Here’s another example, this one did not lead to a goal but was still a dangerous chance:
Here we see another layer to the attack which is actually lifted from Pep Guardiola’s City. One thing Guardiola does with his attacking three is he plays a quick vertical ball from deep and then one of his three runners immediately plays a first touch lay-off for one of the other attackers before continuing his run. Here you can see Raheem Sterling doing this to set up Kevin De Bruyne for his goal against Chelsea:
The idea here is similar to what Guardiola does with his lateral one-touch passing: This sort of quick ball movement destabilizes the defense and makes them decide whether to chase the player or the ball, which forces multiple individual players to make multiple separate decisions and will usually lead to a gap opening up in the defense.
In the above case, Dele’s lay-off for Son leads to James McArthur following the ball and leaving Dele unmarked as he continues his run. And, once again, as one of the forwards enters the box with the ball at his feet, he has the option to shoot or pass because another forward is making a supporting run.
Finally, there is one more option that the three vertical runners system opens up. This is a common trope in 4-3-3 systems but it is worth noting: When you have three players making consistent runs into the box, it often taxes a defense, such that a fourth player can make a late run and find themselves in great goal-scoring position. Frank Lampard made a career of these late runs at Chelsea, of course. Well, here is Christian Eriksen doing the same for our fourth goal:
In this goal, Kane drops deep and plays the initial ball to Aurier. He then chips it in to Son who quickly plays it to Dele, who backheels it to Eriksen for the goal. But note how Eriksen is able to drift in from the left channel completely unmarked. Part of this is down to Everton’s spirit being thoroughly broken by this point and the fact that they just aren’t that good in the first place. But this is also a sign that Tottenham’s system is doing what it is supposed to do: The threat of Kane, Dele, and Son making runs into the box is so great that other players, even ones as talented as Eriksen, can drift in as the forgotten fourth man.

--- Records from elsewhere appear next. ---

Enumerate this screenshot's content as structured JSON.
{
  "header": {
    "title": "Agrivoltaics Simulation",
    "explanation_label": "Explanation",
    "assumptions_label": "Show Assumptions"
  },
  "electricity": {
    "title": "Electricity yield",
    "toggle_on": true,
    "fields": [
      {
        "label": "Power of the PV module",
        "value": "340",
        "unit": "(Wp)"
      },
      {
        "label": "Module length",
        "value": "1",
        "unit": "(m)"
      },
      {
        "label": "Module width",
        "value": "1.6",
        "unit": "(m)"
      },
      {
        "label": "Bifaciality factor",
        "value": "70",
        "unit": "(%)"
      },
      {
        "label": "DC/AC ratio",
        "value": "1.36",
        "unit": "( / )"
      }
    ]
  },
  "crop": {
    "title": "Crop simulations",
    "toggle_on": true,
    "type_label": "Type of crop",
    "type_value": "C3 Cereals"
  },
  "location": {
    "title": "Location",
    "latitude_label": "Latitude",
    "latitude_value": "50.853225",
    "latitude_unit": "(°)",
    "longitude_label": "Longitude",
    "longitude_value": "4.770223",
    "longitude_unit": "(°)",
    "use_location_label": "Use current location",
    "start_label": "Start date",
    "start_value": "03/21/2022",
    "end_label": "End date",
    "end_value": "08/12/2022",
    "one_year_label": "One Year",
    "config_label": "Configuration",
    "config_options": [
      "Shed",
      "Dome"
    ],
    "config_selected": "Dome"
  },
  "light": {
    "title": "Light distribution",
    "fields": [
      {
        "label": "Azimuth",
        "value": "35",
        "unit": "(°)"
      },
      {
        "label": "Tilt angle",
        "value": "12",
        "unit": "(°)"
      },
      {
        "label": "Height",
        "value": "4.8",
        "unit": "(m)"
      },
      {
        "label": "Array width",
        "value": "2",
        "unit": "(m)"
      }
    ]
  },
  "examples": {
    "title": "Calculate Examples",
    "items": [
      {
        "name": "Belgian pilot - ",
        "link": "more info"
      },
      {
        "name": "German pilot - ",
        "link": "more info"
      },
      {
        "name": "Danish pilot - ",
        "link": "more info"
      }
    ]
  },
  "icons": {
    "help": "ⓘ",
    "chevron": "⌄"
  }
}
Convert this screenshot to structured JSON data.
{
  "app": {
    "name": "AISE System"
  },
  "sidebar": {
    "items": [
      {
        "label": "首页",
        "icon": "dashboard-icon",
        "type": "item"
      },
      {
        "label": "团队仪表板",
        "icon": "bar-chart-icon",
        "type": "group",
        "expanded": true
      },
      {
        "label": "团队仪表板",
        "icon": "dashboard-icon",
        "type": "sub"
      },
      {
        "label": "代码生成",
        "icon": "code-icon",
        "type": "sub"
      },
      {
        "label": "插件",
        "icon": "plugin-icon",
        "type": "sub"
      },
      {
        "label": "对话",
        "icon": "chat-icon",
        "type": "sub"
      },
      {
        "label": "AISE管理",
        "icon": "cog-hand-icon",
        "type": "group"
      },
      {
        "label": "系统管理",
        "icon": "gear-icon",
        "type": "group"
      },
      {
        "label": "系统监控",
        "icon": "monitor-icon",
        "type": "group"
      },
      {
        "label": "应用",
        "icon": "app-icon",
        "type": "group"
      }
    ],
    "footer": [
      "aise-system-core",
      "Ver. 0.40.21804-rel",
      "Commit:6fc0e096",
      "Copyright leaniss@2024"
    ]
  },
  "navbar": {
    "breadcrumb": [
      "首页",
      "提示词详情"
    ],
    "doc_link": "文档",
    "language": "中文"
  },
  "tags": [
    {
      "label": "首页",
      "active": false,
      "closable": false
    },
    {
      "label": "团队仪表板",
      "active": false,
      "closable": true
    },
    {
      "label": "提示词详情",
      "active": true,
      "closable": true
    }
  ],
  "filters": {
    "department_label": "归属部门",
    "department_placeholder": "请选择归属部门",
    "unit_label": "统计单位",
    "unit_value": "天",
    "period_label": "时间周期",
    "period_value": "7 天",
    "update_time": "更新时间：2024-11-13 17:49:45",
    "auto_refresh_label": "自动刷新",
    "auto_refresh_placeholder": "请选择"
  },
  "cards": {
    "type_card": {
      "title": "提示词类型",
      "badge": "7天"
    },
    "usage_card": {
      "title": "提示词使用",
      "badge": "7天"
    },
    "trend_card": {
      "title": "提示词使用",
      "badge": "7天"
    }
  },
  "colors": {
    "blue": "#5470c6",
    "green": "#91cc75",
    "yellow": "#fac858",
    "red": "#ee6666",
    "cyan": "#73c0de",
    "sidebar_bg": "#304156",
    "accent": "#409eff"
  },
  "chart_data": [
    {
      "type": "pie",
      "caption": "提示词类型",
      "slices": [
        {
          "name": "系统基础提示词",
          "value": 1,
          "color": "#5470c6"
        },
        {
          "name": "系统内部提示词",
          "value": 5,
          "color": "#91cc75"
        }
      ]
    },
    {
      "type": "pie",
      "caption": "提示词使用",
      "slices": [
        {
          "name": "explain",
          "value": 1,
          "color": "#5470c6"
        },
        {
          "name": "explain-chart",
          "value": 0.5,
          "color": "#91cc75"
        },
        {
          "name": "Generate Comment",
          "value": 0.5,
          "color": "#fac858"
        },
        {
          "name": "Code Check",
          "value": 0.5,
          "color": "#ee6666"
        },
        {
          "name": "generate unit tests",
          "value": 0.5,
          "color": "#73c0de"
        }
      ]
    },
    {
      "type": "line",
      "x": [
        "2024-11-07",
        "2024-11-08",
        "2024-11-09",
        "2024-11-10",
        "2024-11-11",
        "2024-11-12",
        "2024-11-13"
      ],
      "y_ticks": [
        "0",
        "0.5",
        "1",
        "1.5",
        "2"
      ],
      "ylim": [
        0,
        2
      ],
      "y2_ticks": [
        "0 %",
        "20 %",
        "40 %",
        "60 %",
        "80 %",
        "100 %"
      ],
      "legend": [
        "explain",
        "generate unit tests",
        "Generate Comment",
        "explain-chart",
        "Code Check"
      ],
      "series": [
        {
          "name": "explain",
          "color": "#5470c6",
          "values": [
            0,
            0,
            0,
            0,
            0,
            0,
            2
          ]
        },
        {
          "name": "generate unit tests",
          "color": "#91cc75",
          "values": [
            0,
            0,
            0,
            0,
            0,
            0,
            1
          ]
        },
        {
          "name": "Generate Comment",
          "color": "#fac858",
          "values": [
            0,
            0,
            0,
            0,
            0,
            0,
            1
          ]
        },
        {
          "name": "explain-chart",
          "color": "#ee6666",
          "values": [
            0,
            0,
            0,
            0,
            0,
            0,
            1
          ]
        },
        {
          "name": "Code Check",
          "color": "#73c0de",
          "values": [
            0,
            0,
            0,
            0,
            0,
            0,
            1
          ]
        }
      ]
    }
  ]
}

Obviously it is early and the improved results in recent weeks may be a blip for Spurs. Moreover, improved results may end up not mattering if Liverpool continue to be so strong and United and Chelsea keep grinding out results. This is a year where 76 points may only get you fifth in the table. But what we can say is that so far this seems to be fitting a pattern we have observed with Pochettino Spurs. In the five fixtures since the December 23 win against Burnley, Spurs have had 13.87 xG, using UnderStat’s numbers, and conceded only 2.05 xGA. No doubt, the rather abysmal opponents have helped those numbers.
But this is the time of year when we often see Pochettino teams begin to snap into form and make a serious push up the table. So it would not be crazy to think that we may be seeing that again. The question is simply whether or not that push will be enough in a year in which Klopp’s Liverpool looks genuinely elite, Guardiola’s City looks like the strongest side in Europe, and both United and Chelsea are strong enough to grind out results.